As announced in an August article, the World Bank will release its new Human Capital Index (HCI) at the October IMF and World Bank Annual Meetings in Indonesia. The HCI purportedly has three objectives: “to build demand for more and better investments in people; to help countries strengthen their human capital strategies and investments for rapid improvements in outcomes; and to improve how we measure human capital.”
The Bank’s efforts to present the Index as a progressive development tool with potentially wide appeal to those concerned with improvements in health and education outcomes, obscures long-standing critiques of Human Capital Theory (HCT) and its notion of ‘capitalisable humans’. As noted in Stephanie Allais’ 2012 Journal of Economic Policy paper, “Many studies have pointed to serious deficiencies of this notion of human capital conceptually, as well as severe difficulties in actually measuring the ‘capital’ obtained through education, and the rates of return obtained or obtainable from it.” For example, Allais and Oliver Nathan’s 2012 paper on education and labour markets in South Africa provided specific evidence of HCT’s poor explanatory power both in how skills are generated and how they are rewarded and/or function within labour markets more generally. The pertinence of the measurement issue is evidenced in the indicators for Sustainable Development Goal 4 on Education, where only two indicators have tier 1 status, that is, have an accepted methodology and reliable data for at least 50 per cent of countries. Another recent critique pertaining to the general weakness of HCT, as it applies to education, can be found in Marginson’s 2017 Limitations of human capital theory, which noted that HCT “fails the test of realism” and “cannot explain how education augments productivity.”
Critiques of HCT can be grouped with broader criticisms of the proliferation of other types of ‘capital’, such as the social capital critically reflected upon in Ben Fine’s 2010 Theories of Social Capital book, in which he detailed the evolution and poor underpinning of social capital theories. These theories, he argues, “tend to reduce complex conflictual and contextual economic and social phenomena to more or less (im)perfectly working markets.”
It is not an HCI that is needed but different conceptualisations of the nature and role of education and learning in a radically different conceptualisation of development itself.Ben Fine, SOAS
Longstanding concerns about the HCT’s reduction of workers to capital goods remain alarmingly apt in light of the Bank’s admission that the Index is partially the result of ‘insights’ gained through the upcoming 2019 World Development Report on the changing nature of work. The report has been heavily criticised by labour unions, academics and civil society organisations for many of its underlying assumptions and its attacks on the rights of workers by, for example, encouraging further labour market flexibilisation and the abolition of minimum wage legislation (see Observer Summer 2018).

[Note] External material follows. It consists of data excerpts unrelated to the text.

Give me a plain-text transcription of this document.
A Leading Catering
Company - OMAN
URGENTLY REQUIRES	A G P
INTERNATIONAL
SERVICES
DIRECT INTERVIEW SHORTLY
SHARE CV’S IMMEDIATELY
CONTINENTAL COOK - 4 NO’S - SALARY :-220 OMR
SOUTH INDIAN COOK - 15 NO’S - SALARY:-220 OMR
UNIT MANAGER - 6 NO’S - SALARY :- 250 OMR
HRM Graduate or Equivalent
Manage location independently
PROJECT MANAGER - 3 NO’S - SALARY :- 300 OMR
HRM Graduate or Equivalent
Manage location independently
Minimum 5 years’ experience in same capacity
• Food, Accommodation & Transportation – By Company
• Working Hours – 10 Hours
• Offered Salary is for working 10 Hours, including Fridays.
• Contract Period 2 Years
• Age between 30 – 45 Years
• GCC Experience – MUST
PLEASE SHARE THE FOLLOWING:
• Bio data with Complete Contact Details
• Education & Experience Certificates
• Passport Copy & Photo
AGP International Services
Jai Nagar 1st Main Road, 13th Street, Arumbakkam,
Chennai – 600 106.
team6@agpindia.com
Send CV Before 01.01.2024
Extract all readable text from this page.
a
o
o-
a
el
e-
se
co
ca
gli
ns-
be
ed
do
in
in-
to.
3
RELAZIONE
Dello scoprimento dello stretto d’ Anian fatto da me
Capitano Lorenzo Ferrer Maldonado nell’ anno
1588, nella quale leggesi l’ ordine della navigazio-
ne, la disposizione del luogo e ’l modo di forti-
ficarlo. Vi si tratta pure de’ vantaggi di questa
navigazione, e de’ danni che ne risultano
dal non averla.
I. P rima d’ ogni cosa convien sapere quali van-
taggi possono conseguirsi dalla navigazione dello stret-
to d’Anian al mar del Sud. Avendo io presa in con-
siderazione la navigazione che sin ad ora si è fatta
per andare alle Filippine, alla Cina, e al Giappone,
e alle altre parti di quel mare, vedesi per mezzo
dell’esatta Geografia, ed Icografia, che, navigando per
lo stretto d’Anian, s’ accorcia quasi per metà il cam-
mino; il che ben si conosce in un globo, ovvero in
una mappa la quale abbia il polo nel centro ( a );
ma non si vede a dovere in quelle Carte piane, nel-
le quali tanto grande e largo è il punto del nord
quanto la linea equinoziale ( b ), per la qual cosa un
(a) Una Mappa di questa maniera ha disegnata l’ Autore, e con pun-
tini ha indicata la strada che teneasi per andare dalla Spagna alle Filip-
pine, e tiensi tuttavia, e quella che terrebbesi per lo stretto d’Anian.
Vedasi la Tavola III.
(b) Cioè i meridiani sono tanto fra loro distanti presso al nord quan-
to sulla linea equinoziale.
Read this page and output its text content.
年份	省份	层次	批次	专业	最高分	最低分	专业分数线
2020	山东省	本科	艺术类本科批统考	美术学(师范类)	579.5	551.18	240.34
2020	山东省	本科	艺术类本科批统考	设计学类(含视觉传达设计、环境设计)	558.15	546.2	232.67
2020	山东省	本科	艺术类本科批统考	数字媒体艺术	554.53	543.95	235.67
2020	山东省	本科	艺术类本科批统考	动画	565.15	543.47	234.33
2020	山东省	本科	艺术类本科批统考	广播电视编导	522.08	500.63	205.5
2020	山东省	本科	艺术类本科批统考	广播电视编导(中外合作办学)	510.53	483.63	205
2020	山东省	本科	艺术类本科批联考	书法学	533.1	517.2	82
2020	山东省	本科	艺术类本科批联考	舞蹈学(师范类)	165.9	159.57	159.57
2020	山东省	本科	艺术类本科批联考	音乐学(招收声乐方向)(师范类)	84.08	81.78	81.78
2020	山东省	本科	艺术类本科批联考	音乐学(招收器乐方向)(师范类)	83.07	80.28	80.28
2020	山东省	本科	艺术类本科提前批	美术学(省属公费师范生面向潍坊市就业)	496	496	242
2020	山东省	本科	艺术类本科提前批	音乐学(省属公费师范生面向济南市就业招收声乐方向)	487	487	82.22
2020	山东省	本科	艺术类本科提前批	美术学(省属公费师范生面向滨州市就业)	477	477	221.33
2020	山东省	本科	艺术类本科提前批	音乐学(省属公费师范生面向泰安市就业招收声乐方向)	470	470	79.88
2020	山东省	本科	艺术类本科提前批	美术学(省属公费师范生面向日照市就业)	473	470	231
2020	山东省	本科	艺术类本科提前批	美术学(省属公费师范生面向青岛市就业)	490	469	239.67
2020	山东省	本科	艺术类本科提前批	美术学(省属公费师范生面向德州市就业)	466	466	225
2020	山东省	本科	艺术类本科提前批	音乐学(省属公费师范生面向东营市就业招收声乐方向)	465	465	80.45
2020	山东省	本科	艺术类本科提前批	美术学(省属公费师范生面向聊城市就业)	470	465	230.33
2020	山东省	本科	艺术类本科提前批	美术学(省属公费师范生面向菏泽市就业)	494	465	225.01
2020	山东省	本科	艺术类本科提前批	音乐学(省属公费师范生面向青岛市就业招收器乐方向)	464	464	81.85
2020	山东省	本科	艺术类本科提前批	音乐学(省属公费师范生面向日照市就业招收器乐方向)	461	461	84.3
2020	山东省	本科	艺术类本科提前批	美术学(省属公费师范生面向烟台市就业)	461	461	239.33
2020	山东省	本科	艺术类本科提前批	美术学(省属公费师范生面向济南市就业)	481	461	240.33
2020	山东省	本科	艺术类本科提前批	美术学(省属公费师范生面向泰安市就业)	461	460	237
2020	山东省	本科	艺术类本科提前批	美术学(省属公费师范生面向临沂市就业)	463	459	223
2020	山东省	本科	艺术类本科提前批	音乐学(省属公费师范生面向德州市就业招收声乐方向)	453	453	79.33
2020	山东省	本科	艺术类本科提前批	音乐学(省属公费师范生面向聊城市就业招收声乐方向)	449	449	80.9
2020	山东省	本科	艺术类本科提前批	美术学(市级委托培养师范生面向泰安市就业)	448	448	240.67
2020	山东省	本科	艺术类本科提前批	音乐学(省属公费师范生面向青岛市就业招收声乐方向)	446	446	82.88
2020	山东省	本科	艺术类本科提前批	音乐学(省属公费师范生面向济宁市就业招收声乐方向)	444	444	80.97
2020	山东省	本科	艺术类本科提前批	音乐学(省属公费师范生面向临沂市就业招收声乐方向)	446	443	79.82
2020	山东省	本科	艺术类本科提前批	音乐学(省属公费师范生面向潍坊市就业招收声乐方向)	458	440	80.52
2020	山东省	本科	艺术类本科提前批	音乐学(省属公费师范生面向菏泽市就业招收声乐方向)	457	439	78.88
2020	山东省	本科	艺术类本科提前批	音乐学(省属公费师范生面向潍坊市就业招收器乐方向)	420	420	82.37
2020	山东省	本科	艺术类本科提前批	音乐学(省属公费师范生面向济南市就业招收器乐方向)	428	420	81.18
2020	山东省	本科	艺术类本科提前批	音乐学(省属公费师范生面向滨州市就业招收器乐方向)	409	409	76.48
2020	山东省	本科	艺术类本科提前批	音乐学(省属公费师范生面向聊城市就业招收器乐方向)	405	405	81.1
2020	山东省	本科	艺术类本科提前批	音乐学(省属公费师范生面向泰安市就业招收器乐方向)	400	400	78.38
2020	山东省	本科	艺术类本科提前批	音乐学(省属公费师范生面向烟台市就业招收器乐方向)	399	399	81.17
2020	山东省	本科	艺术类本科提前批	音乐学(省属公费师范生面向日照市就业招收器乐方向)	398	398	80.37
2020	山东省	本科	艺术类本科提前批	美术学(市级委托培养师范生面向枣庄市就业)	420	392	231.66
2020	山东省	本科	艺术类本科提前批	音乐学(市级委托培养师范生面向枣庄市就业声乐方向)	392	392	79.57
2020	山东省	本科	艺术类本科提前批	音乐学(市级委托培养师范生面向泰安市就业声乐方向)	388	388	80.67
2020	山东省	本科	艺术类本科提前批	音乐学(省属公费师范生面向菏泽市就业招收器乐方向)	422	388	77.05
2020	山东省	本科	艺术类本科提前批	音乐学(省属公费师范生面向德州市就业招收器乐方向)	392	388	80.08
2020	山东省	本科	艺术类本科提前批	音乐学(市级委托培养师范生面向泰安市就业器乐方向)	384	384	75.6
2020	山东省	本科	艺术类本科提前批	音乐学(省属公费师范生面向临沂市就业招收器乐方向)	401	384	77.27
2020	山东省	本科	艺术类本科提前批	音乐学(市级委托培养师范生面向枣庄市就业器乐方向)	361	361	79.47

What structural constraints?
In addition to these concerns, serious questions remain about HCT’s ability to address structural challenges to development. The UN Conference on Trade and Development’s (UNCTAD) 2016 Trade and Development Report, for example, noted that substantial structural constraints remain for developing states, which require “proactive industrial policies”. The report stressed however that, “many developing countries have not been able to develop sufficiently their manufacturing sector or have even endured a ‘premature de-industrialization’ since the 1980s owing to a policy strategy centred on unilateral trade opening, financial deregulation and the retreat of the developmental State”, precisely the types of policies for which the World Bank is well-known and heavily criticised (see Observer Autumn 2018).
An October 2017 report by the US-based think-tank Center for Economic and Policy Research (CEPR) supported UNCTAD’s assertions, noting that “from 1981 to 2010, it [poverty reduction] is even more a story of Chinese success: about 94 percent of the reduction of extreme poverty was in China.” This is relevant because, as noted by the report, China did not follow the Bank and Fund’s policy prescriptions, and the interventions of the state, much beyond investments in human capital, were imperative for its success.
Fine noted that “it is not an HCI that is needed but different conceptualisations of the nature and role of education and learning in a radically different conceptualisation of development itself.”